Understand, don’t just follow
It still surprises me, and scares me, how many people in our industry that just follow ideas and practices just because “someone” says it is the way to go, and how those same people do not understand why they are actually doing it.
Let me give you an example.
When Kent Beck and his extreme programmers started out (with XP – extreme programming), they were talking about not writing comments in your code. And they explained what they meant: Comments are often an indication that your code isn’t readable on its own, the fix is often to write code that is easier to understand, not to add comments.
For me this is great advice. I try to keep my code clean and readable, and when I feel the urge to write comments, I first check if I can make the code more self explainable on its own. I personally write some comments, but never to explain code that looks like crap.
The problem with this advice is that it is actually bad advice if you do not understand why you should follow it. Those that do not understand why they should reduce their amount of comments, but still dig the idea, are probably writing as unreadable code as they always did, but now explaining the mess with even less comments. The result is probably all over worse code than if they didn’t follow the advice in the first place!
There are at least two lessons to be learned here.

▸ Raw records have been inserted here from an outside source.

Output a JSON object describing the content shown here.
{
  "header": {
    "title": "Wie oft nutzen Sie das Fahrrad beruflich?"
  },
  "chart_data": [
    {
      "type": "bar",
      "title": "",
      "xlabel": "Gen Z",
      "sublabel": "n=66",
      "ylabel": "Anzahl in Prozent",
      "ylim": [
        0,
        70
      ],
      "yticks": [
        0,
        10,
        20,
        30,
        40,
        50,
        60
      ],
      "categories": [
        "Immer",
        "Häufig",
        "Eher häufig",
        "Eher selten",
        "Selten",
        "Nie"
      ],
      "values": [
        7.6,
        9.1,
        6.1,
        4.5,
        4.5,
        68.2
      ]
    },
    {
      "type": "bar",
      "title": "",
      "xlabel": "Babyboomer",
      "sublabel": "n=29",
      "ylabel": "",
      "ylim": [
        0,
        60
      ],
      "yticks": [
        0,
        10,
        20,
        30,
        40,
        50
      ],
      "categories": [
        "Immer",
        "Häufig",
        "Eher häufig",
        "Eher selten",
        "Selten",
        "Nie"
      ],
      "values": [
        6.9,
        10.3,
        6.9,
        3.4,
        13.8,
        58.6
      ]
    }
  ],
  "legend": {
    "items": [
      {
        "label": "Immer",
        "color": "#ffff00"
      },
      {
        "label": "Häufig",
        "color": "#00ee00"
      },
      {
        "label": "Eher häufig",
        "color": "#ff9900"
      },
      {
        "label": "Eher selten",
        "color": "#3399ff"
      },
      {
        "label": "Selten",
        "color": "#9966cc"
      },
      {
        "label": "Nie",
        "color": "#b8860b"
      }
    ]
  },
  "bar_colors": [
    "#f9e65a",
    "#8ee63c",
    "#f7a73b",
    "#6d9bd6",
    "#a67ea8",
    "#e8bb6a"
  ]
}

First, if you do not understand why you are doing something, you are probably doing it wrong. It is time to start questioning what you are doing, always ask why.
Second. Say too many people misunderstand the purpose of something, thus applies it wrong, and thus is actually producing worse results than before. In our “no comment” example, people would, based on empirical evidence of the practitioners, say that the “no comment”-idea is a joke (since most of its followers are actually writing worse code). So by applying the idea wrong you are probably discrediting the whole idea.
I like to define agile in one sentence: “Ask Why”. “Why should we write this piece of documentation?” “Why should we follow this process?” “Why should we follow this practice?” If we better understand what we are doing, and can adjust our practices accordingly, I think we will get a long way. I think this is the core of agile.
- Tore Vestues


I would like to recommend you try reading one of the seminal works on organizational learning, “Situated Learning”, by Lave & Wenger. Although this is not a book dealing specifically with programming, it might offer a more fundamental appreciation of why people do not understand the same thing although they appear to have access to the same information. Why is your “truth” not someone else’s truth? While a discussion on what constitutes sound program development is a legitimate question in one context, the picture tends to blur as you cross the borders between communities of practice that abide by different quality criteria. The multidimensional implications of cross disciplinary development processes are still little understood.